The cost of e-scooter claims to ACC has reached $1.46 million since Lime launched in NZ.
The total is split between 1964 claims between October 14 last year and April 28 this year.
Most of those are soft tissue injuries (950) or lacerations (567), but 310 have been for fractures or dislocations, 43 for dental injuries and 37 have fallen under the "concussion/brain injury" category. The balance fall under "other."
The totals include claims for personal e-scooters.
The accident insurer last updated the Herald for the period October 14, 2018 to March 7, 2019, when 742 claims totalling $739,184 had been lodged.

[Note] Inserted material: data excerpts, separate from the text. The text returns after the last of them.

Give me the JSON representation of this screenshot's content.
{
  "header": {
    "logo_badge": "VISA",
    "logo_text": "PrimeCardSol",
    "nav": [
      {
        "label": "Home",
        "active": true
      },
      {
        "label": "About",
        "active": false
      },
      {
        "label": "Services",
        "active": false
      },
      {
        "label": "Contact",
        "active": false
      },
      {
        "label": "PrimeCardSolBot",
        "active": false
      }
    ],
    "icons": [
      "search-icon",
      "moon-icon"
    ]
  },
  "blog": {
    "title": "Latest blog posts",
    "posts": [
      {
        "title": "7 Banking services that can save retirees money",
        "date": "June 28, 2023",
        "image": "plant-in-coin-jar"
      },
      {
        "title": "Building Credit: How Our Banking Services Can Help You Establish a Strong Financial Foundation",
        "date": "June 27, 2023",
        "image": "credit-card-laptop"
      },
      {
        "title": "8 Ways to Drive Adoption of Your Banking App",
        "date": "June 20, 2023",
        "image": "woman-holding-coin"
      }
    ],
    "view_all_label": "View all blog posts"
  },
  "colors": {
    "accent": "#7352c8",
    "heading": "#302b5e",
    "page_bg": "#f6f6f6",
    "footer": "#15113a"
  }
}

For total claims to date, most (1712) have been to loss of balance or personal control.
Some 38 have been due to collisions.
Knee (268) and hand/wrist injuries (234) are the most common. Some 156 have claimed for head injuries and 167 for facial injuries.
The number of e-scooter claims peaked in late January and early February (see table below) - the period when Lime scooters were hit by a braking bug that sent some riders flying over the handlebars and saw Limes temporarily pulled from Auckland and Dunedin streets as their councils sort reassurances that the braking issue had been resolved.
Some 155 incidents related to the braking issue were reported to Auckland Council, with 30 causing injury - including a broken jaw for Liam Thompson.
Speaking recently to the Herald, Lime's global head of operations and strategy, Wayne Ting said, "We didn't meet the bar that we would set for ourselves on safety."
But Ting added that the incident had sparked a top-to-bottom review of Lime's operation.
He detailed a series of new safety measures, including once-a-week checks of every scooter in Lime's NZ fleet, regardless of whether any issues have been registered.
The company has also established a dedicated safety team and is giving away 250,000 helmets
More broadly, Ting stressed that the braking issue had only affected 0.0095 per cent of riders as Aucklanders alone clocked more than one million rides.
Ting said any accident stats had to be seen in context.
"One of the unfortunate challenges is that any sort of transportation hardware has inherent risks," Ting said.
However, scooters had fewer accidents than other forms of transportations. While there would always be accidents, more scooters on NZ streets would mean fewer crashes overall.
Lime has supported a call from Auckland Councillor and planning committee chairman Chris Darby for a per-ride levy, with funds going to improve cycleways and other infrastructure for getting scooters off footpaths (currently, it is technically illegal to ride an e-scooter in a cycleway, but Transport Minister Phil Twyford has indicated he will support a law change).
Lime chief executive Toby Sun also told the Herald he is open to a portion of the levy going toward ACC.
Lime's Auckland trial was recently extended by seven months until October 31.
Horse-trading over permanent licence conditions is not expected to wrap up until closer to that date.